1. Oversimplification of Complex Issues: Referring to complex and multifaceted challenges like climate change and disaster risk reduction as “hacking” can oversimplify these problems. Such issues require comprehensive, science-based solutions and long-term strategies, and reducing them to the concept of hacking can trivialize their complexity.
2. Ethical Concerns: The term “hacking” is often associated with unauthorized or unethical activities in the context of computer systems and cybersecurity. There is also the ongoing challenge of bias in many systems which could create additional harm to the most vulnerable groups. Using this language to describe efforts to address global challenges may inadvertently convey an unethical or even destructive approach, which is counterproductive to the ethical principles often promoted by “tech for good” advocates.
3. Risk of Unintended Consequences: Hacking implies a quick and potentially disruptive approach to problem-solving. When applied to complex ecological and environmental issues, this approach can lead to unintended consequences. Solutions to climate change and disaster risk reduction require careful consideration of potential side effects and long-term impacts.
4. Public Misunderstanding: The use of “hacking the earth” language may confuse the public and create unrealistic expectations about the speed and ease with which these challenges can be addressed. Climate change and disaster risk reduction require collaborative, scientifically informed, and often gradual approaches.
5. Lack of Respect for Natural Systems: Describing efforts to address climate change and disaster risk reduction as “hacking” may inadvertently convey a sense of control over natural systems that doesn’t exist. This could undermine the importance of respecting the limits and boundaries of the environment.
In my Forbes.com article on a similar topic, I pointed out that technology does not always have to be the latest and most fascinating “thing”. Artificial Intelligence, large language models, GIS, and crowdsourcing can all be great tools in responding to disasters and addressing climate change.

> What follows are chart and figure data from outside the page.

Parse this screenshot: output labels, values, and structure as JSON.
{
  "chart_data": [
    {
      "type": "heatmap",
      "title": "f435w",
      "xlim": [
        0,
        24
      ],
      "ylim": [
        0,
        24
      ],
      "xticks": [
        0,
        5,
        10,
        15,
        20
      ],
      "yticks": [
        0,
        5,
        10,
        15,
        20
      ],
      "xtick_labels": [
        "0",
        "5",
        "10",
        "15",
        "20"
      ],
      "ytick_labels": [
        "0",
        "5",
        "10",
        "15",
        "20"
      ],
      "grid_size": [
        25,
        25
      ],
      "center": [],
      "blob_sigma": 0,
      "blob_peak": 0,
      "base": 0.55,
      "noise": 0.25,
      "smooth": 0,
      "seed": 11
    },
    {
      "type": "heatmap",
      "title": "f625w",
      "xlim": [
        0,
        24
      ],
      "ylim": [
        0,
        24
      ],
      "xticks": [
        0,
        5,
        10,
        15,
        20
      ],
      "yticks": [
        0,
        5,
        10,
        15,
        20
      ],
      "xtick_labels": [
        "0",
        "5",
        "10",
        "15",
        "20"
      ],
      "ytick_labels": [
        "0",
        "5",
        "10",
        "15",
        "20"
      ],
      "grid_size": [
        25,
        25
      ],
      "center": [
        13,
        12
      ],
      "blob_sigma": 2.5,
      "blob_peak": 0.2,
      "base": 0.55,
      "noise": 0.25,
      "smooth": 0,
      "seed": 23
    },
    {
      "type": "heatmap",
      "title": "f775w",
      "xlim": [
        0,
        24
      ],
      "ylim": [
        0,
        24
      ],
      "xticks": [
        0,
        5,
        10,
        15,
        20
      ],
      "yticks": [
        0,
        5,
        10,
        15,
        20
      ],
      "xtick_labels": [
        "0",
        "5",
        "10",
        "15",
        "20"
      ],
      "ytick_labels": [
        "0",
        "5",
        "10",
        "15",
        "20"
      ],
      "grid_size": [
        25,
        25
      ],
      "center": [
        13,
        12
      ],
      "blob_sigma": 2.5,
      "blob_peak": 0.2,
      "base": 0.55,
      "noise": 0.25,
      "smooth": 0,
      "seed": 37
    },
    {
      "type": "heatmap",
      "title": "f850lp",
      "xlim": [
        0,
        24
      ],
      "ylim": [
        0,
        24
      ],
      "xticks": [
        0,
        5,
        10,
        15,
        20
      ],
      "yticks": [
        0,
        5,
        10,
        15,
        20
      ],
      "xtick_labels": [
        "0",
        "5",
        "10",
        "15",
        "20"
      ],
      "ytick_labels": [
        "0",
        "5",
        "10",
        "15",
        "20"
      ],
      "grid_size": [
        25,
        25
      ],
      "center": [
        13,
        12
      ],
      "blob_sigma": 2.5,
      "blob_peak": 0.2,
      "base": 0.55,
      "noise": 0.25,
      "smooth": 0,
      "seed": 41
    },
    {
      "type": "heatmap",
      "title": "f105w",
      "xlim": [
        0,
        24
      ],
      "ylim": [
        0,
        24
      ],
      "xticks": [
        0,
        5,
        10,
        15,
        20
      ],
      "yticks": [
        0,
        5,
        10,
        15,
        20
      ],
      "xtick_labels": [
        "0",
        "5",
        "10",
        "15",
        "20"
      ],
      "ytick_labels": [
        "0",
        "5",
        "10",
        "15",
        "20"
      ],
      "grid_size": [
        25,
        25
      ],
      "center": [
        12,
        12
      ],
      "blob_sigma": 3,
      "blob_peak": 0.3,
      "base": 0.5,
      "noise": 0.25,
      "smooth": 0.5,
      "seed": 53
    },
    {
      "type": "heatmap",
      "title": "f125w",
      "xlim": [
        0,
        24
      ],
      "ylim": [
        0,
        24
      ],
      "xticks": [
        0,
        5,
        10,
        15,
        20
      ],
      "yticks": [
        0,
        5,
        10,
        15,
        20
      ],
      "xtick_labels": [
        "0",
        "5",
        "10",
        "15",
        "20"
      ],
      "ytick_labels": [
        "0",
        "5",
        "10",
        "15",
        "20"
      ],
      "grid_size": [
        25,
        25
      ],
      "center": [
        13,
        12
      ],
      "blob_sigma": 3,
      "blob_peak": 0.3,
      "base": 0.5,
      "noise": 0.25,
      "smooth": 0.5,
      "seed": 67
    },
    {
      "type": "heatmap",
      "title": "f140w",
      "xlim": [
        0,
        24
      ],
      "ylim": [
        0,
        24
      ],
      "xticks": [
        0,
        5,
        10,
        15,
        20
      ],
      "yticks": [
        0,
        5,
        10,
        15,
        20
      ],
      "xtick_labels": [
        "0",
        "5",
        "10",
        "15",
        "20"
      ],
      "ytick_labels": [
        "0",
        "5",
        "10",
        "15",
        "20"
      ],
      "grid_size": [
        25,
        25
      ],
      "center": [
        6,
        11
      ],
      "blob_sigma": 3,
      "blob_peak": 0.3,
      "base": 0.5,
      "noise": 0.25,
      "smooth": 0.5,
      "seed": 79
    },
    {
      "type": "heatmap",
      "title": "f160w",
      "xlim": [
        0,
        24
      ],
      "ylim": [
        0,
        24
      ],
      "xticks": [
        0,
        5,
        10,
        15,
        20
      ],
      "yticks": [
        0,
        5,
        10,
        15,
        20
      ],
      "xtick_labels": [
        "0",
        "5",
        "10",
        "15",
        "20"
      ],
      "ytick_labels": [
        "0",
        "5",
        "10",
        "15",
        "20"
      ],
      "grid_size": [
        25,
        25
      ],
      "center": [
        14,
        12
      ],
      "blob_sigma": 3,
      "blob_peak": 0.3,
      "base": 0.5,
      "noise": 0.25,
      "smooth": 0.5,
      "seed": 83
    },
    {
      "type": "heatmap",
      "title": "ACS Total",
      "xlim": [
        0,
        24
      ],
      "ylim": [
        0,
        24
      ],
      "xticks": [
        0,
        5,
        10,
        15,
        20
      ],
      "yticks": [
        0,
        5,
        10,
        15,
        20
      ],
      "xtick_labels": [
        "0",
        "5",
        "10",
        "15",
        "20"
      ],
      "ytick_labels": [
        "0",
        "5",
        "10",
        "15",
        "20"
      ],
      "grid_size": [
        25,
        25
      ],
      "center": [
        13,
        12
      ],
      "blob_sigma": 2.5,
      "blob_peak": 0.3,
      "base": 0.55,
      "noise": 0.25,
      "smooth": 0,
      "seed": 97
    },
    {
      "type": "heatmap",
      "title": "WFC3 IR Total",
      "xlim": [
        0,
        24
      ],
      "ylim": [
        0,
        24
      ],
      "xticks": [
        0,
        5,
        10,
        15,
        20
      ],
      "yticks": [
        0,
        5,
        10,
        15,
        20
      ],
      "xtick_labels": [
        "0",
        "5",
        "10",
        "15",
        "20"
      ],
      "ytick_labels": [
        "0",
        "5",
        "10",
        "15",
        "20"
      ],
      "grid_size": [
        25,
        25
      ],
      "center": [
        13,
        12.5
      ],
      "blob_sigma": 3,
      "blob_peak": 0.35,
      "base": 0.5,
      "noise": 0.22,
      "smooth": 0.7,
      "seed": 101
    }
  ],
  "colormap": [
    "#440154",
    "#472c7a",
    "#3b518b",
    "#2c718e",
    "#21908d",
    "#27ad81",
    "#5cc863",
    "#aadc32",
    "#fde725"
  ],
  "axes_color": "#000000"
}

The same can be true for cleaning ditches and water management systems or making sure a community’s Internet and communication infrastructure is up to date, as we do at The Undivide Project. That way, those impacted by the solution or “hack” if you will, have an opportunity to receive and analyze information and solutions for themselves. In short, climate action does need to happen quickly. It also has to happen deliberately and with a sense of reality, respect and empathy.